The group’s popularity increased with the release of their second album Seventeen Seconds (1980). Shortly after the album’s release, Tolhurst departed from the group; drummer Andy Anderson was recruited to replace him on the band’s next album, Faith (1981). The Cure achieved mainstream success with their fourth album Pornography (1982), which peaked at number four on the UK Albums Chart. Despite receiving mixed reviews upon its release, Pornography was certificated gold by the British Phonographic Industry (BPI) and included three top 40 singles: “The Hanging Garden”, “One Hundred Years”, and “A Forest”.

In 1985, The Cure released The Head on the Door, which reached number six in the UK. Two years later they released Kiss Me, Kiss Me, Kiss Me; it entered the UK chart at number seven and was certificated double platinum by the BPI. The band’s ninth studio album Disintegration (1989) became their best-selling record to date; it entered the UK Album Chart at number three and was certificated platinum by the BPI.

The Third Wave

The first wave of women in electronic music were the pioneers of the scene. They were the ones who blazed the trail for the rest of us. The second wave was made up of the women who came after them, who built on what the pioneers had created. And now we are in the middle of the third wave.


Björk is one of the most influential and innovative musicians of our time. She first came to prominence as the lead singer of Icelandic alt-rock band The Sugarcubes, but it was her solo work that truly made her a global star. Her unique blend of electronic music, classical influences, and distinctive vocal style has won her both critical acclaim and a huge international following.

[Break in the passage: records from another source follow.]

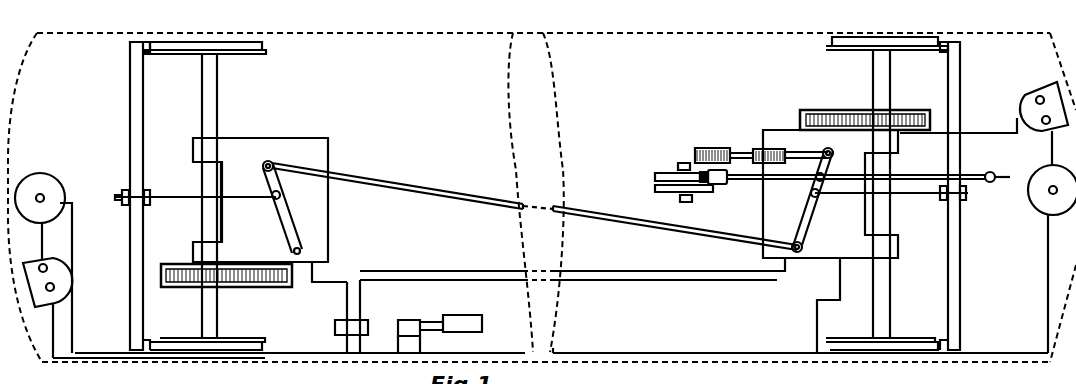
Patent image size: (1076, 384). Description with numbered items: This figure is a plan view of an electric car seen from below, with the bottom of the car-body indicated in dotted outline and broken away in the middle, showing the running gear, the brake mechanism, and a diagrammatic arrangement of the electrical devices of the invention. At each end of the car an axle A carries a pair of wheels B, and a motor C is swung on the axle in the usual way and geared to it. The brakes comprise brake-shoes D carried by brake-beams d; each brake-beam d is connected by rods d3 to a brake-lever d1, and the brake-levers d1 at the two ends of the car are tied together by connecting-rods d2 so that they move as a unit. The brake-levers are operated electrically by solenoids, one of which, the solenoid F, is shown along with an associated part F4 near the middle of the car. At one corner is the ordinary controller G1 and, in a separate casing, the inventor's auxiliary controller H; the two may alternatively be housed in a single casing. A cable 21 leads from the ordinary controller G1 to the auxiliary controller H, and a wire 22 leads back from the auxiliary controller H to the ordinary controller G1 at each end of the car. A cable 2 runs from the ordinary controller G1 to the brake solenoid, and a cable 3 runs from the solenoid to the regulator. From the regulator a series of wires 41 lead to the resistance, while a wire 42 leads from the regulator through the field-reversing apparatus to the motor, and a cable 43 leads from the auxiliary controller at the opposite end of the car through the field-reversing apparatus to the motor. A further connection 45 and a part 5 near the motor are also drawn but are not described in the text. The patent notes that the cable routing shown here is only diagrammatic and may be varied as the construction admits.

The brake-shoes D is at (143, 45).
The wheels B is at (250, 50).
The axles A is at (213, 112).
The motors C is at (545, 198).
The brake-levers d1 is at (296, 232).
The connecting-rods d2 is at (438, 186).
The rods connecting the brake-levers to the brake-beam d3 is at (172, 197).
The brake-beams d is at (134, 228).
The auxiliary controller H is at (66, 194).
The cable 21 is at (49, 233).
The ordinary controller G1 is at (60, 283).
The cable 43 is at (74, 218).
The cable 2 is at (990, 137).
The wire 22 is at (490, 353).
The connecting bar 45 is at (322, 283).
The wire 42 is at (374, 353).
The series of wires or cables 41 is at (432, 322).
The cable 3 is at (424, 343).
The bracket 5 is at (797, 140).
The solenoid F is at (713, 148).
The rod F4 is at (777, 165).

Björk was born in Reykjavík, Iceland in 1965. She began playing music at a young age, and by her teens was a member of several different bands. In 1986 she joined The Sugarcubes, who would go on to release two albums and achieve international success. Björk left the band in 1992 to pursue a solo career, and released her first album, Debut, the following year.

Since then, Björk has released eight more solo albums, each one exploring different sonic territory and pushing the boundaries of what pop music can be. She has also scored several films, including Lars von Trier’s Dancer in the Dark (2000), for which she won the Best Actress award at Cannes. In addition to her musical work, Björk is also an active philanthropist and campaigner for a variety of causes, including environmentalism and women’s rights.


Portishead was a groundbreaking band in the early 1990s, helping to pioneer the trip-hop genre with their unique blend of electronica, hip-hop, and jazz. The band was led by singer Beth Gibbons, who wrote most of the band’s lyrics, and producer/multi-instrumentalist Geoff Barrow. The two were joined by drummer Adrian Utley for live performances.

Portishead’s debut album, Dummy, was released in 1994 to critical acclaim. The album featured the hit singles “Sour Times” and “Glory Box,” both of which helped to propel the album to commercial success. The band followed up with the release of their self-titled second album in 1997, which features the singles “All Mine” and “Over.”

Portishead took a hiatus in the early 2000s but returned with their third album, Third, in 2008. The album received positive reviews and won the band their first Grammy Award for Best Alternative Music Album. Portishead has since released one more studio album, 2012’s We’re New Here.

Massive Attack

Massive Attack is a British musical duo from Bristol, England consisting of Robert “3D” Del Naja and Grant “Daddy G” Marshall. They are considered one of the pioneers of the trip hop genre, and their debut album Blue Lines was released in 1991. The group has released five studio albums, one collaboratively with Danger Mouse as part of the project Jack Beats, and tworeturning member Tricky.


In conclusion, the women in electronic music scene have contributed immensely to the industry in terms of creativity, innovation and genre-defining work. While their stories may be largely untold, their impact is undeniable. These pioneering women have inspired generations of female electronic musicians and producers, and continue to do so today. We hope this article has given you some insight into the fascinating history of women in electronic music.